C’est peut-être ce qui commençait à manquer aux séries du genre. Ce visage humain qui nous ressemble. Les plateformes l’ont bien compris. Et si, à la manière d’Only Murders in the Building (2021), il suffisait d’ajouter un micro dans les mains de nos héros pour donner une nouvelle dimension à Bodkin ? Au point d’en faire une version améliorée du show en trois saisons de Disney, ou une vague réplique artificielle ?

Only Murders in Ireland ?

On ne présente plus Only Murders in the Building, cette série dans laquelle trois antihéros, Oliver Putnam (Martin Short), Charles-Haden Savage (Steve Martin) et Mabel Mora (Selena Gomez) s’unissent pour mener l’enquête sur des crimes perpétrés au sein de leur lieu de vie. Un gratte-ciel new-yorkais aussi pimpant qu’inquiétant : l’Arconia. Des investigations qu’ils racontent sous forme de podcasts à une audience, certes réduite, mais composée de fans hardcores.

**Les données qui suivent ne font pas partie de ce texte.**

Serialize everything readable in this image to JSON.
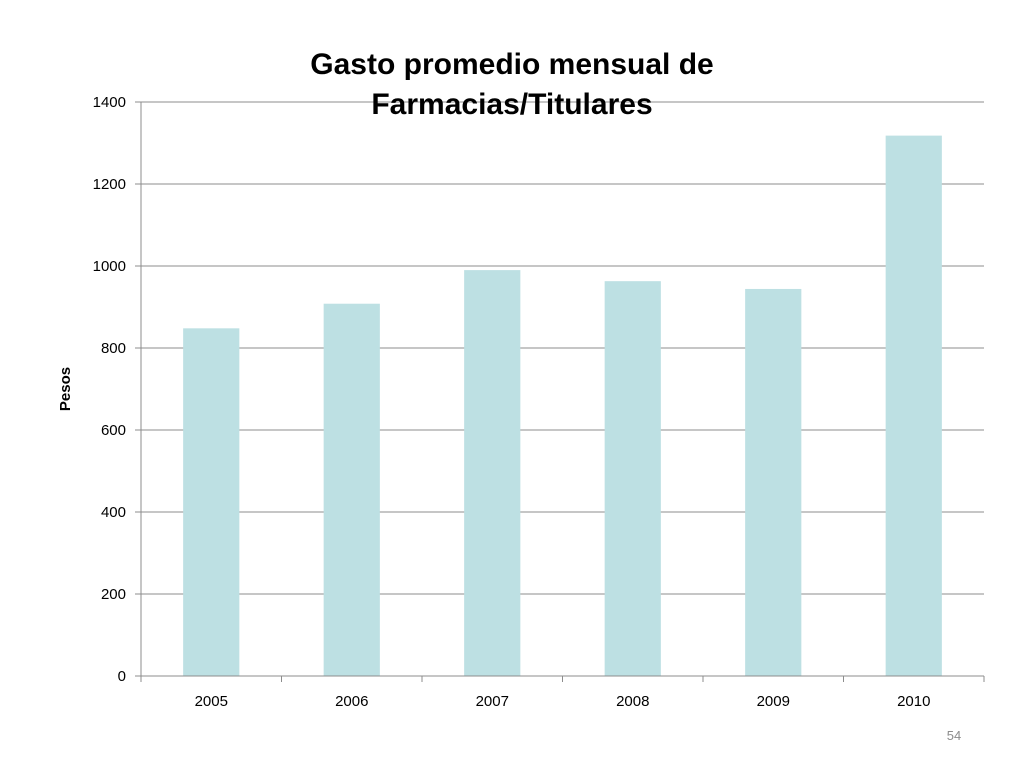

Dans sa forme comme dans son fond, Bodkin s’inscrit directement dans la lignée d’Only Murders in the Building. Peut-être trop ? Les personnages principaux de Bodkin – Dove (une journaliste irlandaise acerbe et moralisatrice (Siobhán Cullen) qui doit, pour des raisons sombres, quitter un temps sa réalité londonienne) et le duo de podcasteurs amateurs Gilbert (Will Forte) et Emmy (Robyn Cara) dont l’humanité et le positivisme cachent aussi une part obscure – reprennent à l’identique le modèle du trio d’enquêteurs et sa dynamique relationnelle d’amour-haine.

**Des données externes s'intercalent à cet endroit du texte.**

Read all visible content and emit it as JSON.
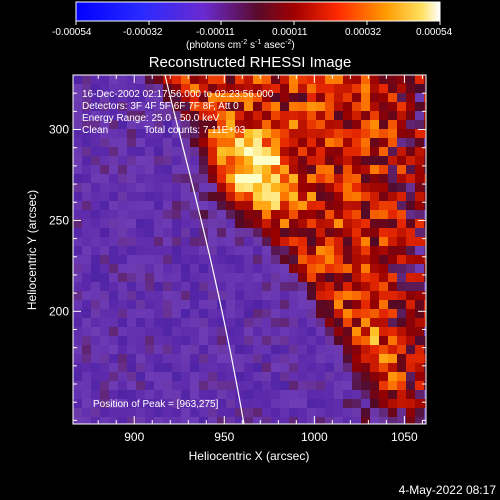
{
  "colorbar": {
    "ticks": [
      "-0.00054",
      "-0.00032",
      "-0.00011",
      "0.00011",
      "0.00032",
      "0.00054"
    ],
    "unit_main": "(photons cm",
    "unit_exp1": "-2",
    "unit_mid": " s",
    "unit_exp2": "-1",
    "unit_mid2": " asec",
    "unit_exp3": "-2",
    "unit_end": ")"
  },
  "chart_data": {
    "type": "heatmap",
    "title": "Reconstructed RHESSI Image",
    "xlabel": "Heliocentric X (arcsec)",
    "ylabel": "Heliocentric Y (arcsec)",
    "xlim": [
      866,
      1062
    ],
    "ylim": [
      138,
      330
    ],
    "x_ticks": [
      900,
      950,
      1000,
      1050
    ],
    "y_ticks": [
      200,
      250,
      300
    ],
    "colorbar_range": [
      -0.00054,
      0.00054
    ],
    "peak": [
      963,
      275
    ],
    "annotations": [
      "16-Dec-2002 02:17:56.000 to 02:23:56.000",
      "Detectors: 3F 4F 5F 6F 7F 8F, Att 0",
      "Energy Range: 25.0 - 50.0 keV",
      "Clean",
      "Total counts: 7.11E+03",
      "Position of Peak = [963,275]"
    ]
  },
  "footer_date": "4-May-2022 08:17"
}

Bande-annonce de la série Only Murders in the Building.

On retrouve aussi la forme du récit d’apprentissage qui fait évoluer ses personnages au contact les uns des autres. Le choix de l’environnement dans lequel prennent place nos deux histoires n’est pas non plus anodin. Les aventures de ces escouades capricieuses ont beau s’inscrire dans des décors très différents, on peut dire qu’elles en tirent des éléments vraiment structurants pour le déroulé de l’histoire. L’imagerie luxueuse, le casting cinq étoiles et les faux-semblants pour Only Murders in the Building. Le fantastique, les légendes et les rumeurs de village dans Bodkin.

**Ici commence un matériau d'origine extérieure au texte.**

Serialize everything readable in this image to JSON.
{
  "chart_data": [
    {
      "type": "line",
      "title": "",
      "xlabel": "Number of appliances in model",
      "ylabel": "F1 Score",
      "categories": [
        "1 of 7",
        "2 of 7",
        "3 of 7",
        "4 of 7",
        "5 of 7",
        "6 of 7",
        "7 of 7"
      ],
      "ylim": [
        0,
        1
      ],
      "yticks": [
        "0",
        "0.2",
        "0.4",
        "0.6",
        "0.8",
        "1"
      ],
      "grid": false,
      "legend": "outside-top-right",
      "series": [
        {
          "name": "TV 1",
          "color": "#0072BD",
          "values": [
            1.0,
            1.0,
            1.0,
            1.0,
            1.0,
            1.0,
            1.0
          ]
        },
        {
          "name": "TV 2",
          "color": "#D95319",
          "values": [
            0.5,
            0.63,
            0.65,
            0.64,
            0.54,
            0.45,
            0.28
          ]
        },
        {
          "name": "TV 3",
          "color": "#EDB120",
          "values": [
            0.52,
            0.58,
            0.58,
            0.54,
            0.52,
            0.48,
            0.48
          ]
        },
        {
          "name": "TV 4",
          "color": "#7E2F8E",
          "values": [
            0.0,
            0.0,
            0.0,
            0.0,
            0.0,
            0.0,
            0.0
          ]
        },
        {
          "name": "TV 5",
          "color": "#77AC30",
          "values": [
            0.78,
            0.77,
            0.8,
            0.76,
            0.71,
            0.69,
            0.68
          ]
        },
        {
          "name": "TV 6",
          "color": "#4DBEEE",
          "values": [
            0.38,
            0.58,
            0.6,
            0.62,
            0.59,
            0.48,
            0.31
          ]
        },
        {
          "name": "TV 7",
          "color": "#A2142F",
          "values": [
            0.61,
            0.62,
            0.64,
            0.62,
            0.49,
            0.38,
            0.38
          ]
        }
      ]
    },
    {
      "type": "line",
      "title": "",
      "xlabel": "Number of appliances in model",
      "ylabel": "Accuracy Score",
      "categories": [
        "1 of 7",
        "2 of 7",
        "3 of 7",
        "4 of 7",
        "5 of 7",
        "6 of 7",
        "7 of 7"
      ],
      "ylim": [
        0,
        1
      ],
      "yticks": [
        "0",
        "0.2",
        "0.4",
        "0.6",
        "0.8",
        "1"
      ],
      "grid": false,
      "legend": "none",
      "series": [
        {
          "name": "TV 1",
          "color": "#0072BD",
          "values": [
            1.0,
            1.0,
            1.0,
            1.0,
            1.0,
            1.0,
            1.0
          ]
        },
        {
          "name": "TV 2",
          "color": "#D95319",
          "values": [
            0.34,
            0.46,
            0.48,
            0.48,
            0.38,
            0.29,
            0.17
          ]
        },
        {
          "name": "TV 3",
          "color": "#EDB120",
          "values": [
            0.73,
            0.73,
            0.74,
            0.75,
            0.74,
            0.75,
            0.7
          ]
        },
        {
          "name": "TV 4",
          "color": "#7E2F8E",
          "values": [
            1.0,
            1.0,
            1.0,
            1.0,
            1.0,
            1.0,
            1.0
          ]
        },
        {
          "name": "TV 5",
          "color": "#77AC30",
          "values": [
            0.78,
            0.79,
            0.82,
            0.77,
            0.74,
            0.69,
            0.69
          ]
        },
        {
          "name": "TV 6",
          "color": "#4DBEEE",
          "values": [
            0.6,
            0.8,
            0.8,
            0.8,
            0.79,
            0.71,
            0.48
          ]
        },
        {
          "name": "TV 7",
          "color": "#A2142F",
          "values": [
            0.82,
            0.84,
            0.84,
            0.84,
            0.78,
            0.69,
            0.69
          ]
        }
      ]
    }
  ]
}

Du point de vue de l’intrigue, les deux shows offrent des propositions intéressantes, des rebondissements étonnants, des moments de plaisir certains, mais rien de bien marquant. Au point que les mystères proposés, qui sont dans les deux cas de faux faits divers, sont finalement assez secondaires par rapport à l’attachement que l’on peut ressentir pour les personnages. À première vue, Bodkin ressemble beaucoup à Only Murders in the Building. Cependant, il y a un élément central sur lequel la série Disney est bien plus originale : l’exploitation narrative et formelle du médium.

©Netflix

Fans, concurrence, impact sur l’intrigue… Le podcast trouve une vraie place dans les événements qui nous y sont décrits. En revanche, le médium d’enregistrement se fait artifice et n’apporte pas de réelle plus-value à l’enquête dans le paysage sauvage de l’Irlande. Le show signé Netflix souffre donc de la comparaison avec celui de Selena et de sa bande, plus abouti. Pour autant, et malgré ces imperfections, Bodkin semble s’inscrire dans une tendance qui n’est pas près de se tarir, au vu de sa production simple et efficace.

Un contenu calibré

En plus d’être le nom de la série, le terme Bodkin est littéralement associé à un type de flèches jugées « performantes et faciles à produire ». Un bon résumé de ces séries true crime qui, comme les polars de gare standardisés, sont quasi sûres de faire mouche. Search Party, Bored to Death, HPI… On pourrait passer une journée entière à les lister, tant ces shows sont nombreux.

Ces produits d’appels sont pourtant aussi sexy que simples à produire pour les plateformes : ils reposent globalement sur une recette équilibrée à laquelle il suffit de donner le petit twist qui donnera l’illusion de l’innovation. 

©Netflix

Parce qu’elles sont à notre image, mettant en scène des gens lambdas, souvent plongés dans un environnement ennuyeux, qui se fantasment détectives. Parce qu’elles sont pleines de rebondissements et de surprises. Parce qu’elles sont bourrées d’humour noir, de drames, de sentiments humains, qu’elles nous touchent. Et parce qu’on a souvent besoin de ces contenus pour se décrasser de journées parfois harassantes, Bodkin & co. ont un avenir radieux devant elles.